The next day spiritual director saw me and he got to know my background and experience in prayer retreats. Then he handed me the prayer and meditation for the day. I was asked to do a “faith history” for the first day, and on the second and third day, a “vocational history” with several passages of scripture each. Over the several days I set aside time to pause, pray and ponder, and allow the Lord to lay on my heart what He had for me. I had no major decisions to make nor much processing to do, so I was more relaxed and open. Suffice it to say that at the end of the retreat, I felt very grateful, enlightened, reassured, strengthened, and left the retreat with a sense of assurance, anticipation and excitement about what laid ahead for me.

I had to tackle some emergency work from the church though.
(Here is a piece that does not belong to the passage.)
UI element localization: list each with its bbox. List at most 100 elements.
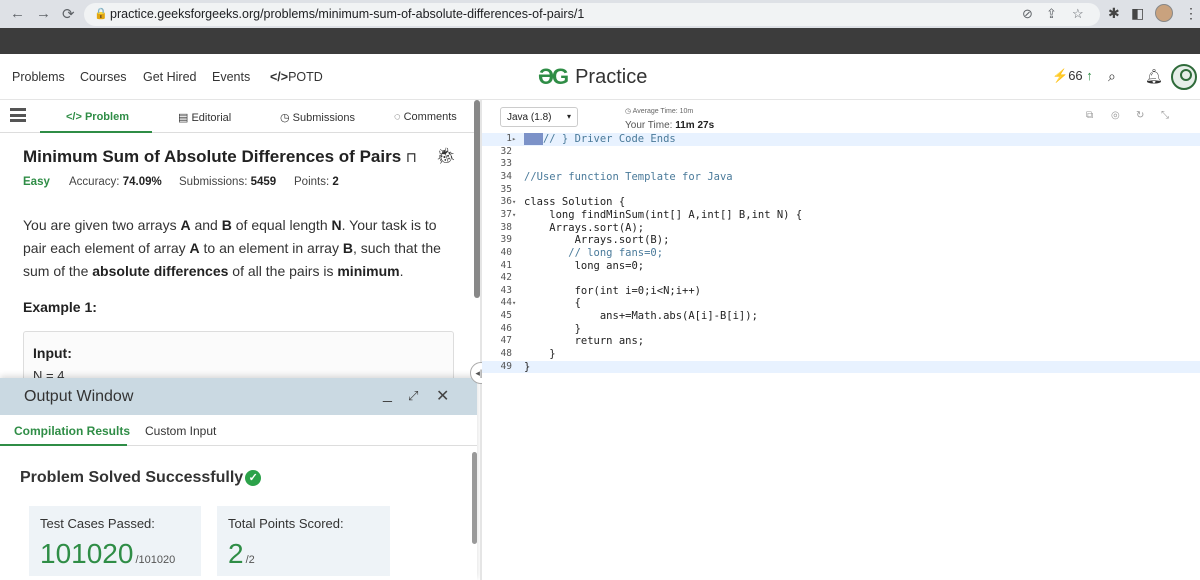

The retreat center does not allow for retreatants to use the wireless (though they have wireless equipment installed). So I had to retreat to a Art Cafe nearby, buy a cup of coffee for 60-80 Thai baht to access free wireless to complete two pieces of urgent work. Thank God this did not affect the rhythm of the retreat.

Bird in the glasshouse (Art Cafe)

The Art Cafe is a unique cafe. It looked like a glasshouse and it housed the owner’s pet merbuk, a lovely songbird. Initially I was taken aback but later I got used to this energetic friendly bird.

I was glad that the local Jesuit priest was my spiritual director. It is good that Asian spiritual directors have been trained so that there is less dependency on the Caucasian priests. We have this bias that prefer the Caucasian as we think they are superior. I think we need to break that mentality, and learn to trust the Lord to use the locals to give good direction. How else can they improve unless they have more and more experience? I was blessed by Fr Saichon and I could sense the Lord was using him to direct my meditation and prayer times. “Some trust in horses and some in chariots, but we will trust in the Lord”. Praise God.

Fr Saichon local Thai Jesuit priest

I could not sleep well the first night due to an overdose of caffeine. So the next day it was only one cup a day and an hour of brisk walking in the evening at the park at the Chiangmai University entrance. All apprehension about not being allowed into the university disappeared, and so I got bolder and went farther to the Angkaew lake. No security officer stopped me. The lake was such a peaceful place for exercise and relaxation.

Breakfast in BED hotel

After the retreat we moved to the BED hotel and spent mornings in prayer at the retreat center and the afternoons and evenings in long walks, and having our meals at the Maya Shopping Mall about 15 minutes walk away. We caught some movies too: “Walk With Me” a documentary about mindfulness; “Kingsmen” – an action comedy that ends up being good at neither; and “American Assassin” that feels as fast-moving and exciting as Bourne Identity. I saw more movies at Maya Mall in those few days than in two years in Singapore. I returned home refreshed, recharged and reassured.